UPPER MANTLE DYNAMICS BENEATH NEW ENGLAND AND EASTERN NEW YORK: RISING CURRENTS AND FALLING FRAGMENTS
Seismological observations accumulated over the last decade offer improved constraints on the geometry and the properties of the NAA. Tomographic images based on EarthScope TA data Identify a compact NAA, anout 400 km across, that is largely limited to the volume east of the Appalachian Front and place it mostly beneath the relatively thin lithosphere of the northern Appalachian Orogen.

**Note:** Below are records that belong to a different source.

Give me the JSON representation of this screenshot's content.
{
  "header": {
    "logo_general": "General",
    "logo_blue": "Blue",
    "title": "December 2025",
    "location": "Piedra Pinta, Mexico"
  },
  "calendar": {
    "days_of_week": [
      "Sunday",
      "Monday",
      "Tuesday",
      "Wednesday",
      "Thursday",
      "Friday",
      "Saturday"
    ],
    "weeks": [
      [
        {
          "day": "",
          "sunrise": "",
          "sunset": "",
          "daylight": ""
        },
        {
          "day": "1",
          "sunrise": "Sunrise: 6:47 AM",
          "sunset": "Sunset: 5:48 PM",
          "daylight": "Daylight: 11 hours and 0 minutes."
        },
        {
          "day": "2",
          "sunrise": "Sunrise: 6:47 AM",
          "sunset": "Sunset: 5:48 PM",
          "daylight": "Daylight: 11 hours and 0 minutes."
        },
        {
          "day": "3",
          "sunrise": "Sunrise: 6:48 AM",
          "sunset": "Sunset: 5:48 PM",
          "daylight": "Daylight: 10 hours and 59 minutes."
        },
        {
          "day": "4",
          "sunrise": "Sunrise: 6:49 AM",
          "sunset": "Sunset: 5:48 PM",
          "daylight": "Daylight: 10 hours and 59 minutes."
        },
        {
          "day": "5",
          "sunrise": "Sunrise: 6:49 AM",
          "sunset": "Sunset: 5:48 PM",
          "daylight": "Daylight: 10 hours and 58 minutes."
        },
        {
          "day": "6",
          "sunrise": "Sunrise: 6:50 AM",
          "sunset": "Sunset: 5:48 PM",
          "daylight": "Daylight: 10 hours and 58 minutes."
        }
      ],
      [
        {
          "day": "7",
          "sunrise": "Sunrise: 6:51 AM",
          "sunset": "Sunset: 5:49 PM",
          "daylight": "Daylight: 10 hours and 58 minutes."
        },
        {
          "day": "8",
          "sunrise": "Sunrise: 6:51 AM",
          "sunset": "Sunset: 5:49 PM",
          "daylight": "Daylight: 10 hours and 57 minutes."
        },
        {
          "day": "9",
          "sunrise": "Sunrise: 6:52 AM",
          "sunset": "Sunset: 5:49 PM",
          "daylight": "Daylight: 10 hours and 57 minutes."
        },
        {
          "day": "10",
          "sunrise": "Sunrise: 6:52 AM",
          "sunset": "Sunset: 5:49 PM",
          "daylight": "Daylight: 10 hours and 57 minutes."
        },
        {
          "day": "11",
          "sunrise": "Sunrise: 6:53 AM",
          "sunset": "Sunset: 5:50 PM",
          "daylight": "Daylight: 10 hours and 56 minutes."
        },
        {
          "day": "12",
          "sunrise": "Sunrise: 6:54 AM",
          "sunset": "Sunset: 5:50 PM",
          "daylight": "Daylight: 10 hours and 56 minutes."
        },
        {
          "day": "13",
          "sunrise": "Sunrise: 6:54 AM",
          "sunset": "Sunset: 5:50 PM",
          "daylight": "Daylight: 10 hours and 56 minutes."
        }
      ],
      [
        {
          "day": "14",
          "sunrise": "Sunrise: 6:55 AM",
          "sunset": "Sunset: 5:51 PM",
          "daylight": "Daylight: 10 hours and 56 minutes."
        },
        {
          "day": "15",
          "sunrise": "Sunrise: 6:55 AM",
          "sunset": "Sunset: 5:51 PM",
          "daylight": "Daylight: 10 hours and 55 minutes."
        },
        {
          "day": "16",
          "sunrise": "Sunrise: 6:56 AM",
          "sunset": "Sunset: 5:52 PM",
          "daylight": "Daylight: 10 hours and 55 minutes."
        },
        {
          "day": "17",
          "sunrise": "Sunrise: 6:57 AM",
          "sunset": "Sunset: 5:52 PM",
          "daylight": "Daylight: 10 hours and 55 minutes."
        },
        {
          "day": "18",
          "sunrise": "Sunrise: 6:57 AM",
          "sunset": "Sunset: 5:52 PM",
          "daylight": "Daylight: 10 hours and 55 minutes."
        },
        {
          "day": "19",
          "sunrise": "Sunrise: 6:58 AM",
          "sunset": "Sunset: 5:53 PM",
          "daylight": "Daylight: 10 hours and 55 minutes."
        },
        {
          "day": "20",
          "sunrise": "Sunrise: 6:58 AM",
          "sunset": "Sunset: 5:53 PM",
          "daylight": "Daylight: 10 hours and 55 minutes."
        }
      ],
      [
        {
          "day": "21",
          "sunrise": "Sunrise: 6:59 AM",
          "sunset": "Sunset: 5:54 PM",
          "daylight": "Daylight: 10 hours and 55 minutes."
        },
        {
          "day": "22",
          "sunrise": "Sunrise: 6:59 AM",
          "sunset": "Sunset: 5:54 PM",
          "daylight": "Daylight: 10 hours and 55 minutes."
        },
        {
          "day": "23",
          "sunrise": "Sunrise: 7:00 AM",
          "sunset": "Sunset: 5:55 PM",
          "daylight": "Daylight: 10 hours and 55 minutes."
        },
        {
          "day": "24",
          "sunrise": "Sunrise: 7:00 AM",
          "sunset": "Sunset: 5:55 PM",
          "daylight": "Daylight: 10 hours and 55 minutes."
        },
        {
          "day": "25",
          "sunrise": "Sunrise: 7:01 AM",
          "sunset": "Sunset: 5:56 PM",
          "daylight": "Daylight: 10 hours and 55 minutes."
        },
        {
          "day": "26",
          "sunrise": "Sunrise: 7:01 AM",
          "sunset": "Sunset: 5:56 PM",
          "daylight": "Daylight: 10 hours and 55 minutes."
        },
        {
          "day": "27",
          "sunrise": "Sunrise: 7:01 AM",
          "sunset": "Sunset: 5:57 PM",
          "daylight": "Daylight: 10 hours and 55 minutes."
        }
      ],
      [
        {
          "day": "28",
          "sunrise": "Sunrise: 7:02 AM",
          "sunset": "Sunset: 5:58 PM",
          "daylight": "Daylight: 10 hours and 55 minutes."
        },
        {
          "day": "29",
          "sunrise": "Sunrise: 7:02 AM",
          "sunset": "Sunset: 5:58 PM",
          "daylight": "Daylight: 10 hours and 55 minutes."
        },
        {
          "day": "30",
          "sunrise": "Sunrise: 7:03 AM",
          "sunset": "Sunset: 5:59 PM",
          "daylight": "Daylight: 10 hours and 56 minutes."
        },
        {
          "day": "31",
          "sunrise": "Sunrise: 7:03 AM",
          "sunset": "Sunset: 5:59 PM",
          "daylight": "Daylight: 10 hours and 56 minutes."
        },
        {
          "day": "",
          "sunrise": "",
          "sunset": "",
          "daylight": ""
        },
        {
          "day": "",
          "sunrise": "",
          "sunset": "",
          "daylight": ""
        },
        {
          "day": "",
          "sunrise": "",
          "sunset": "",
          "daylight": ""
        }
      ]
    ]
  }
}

Nearly 10% shear wave speed reduction relative to the values in the stable craton is required to explain the observed lateral variation in travel times of teleseismic S waves. Amplitudes of co-located anomalies in shear and compressional speed at depth require the NAA to have a thermal origin. Furthermore, a comparison of spectra of teleseismic shear waves shows that seismic attenuation is considerably higher beneath the NAA, also implying high temperature within it. The short lateral scale of heterogeneities in attenuation values requires a highly heterogeneous asthenosphere with large differences over distances of ~100 km and suggests interaction with, and possibly erosion of, the overlying lithosphere. Indicators of upper mantle anisotropy suggest a regionally consistent pattern of deformation, with ~N80E orientation, in good agreement with the absolute plate motion. A clear departure from this pattern is seen beneath the NAA where subvertical asthenospheric flow disrupts the pattern. Taken together, new constraints on the upper mantle structure and texture characterize northeastern North America as a highly heterogeneous volume where elevated temperature in sublithospheric mantle likely drives localized upwellings and promotes small-scale unrooting of the overlying lithosphere.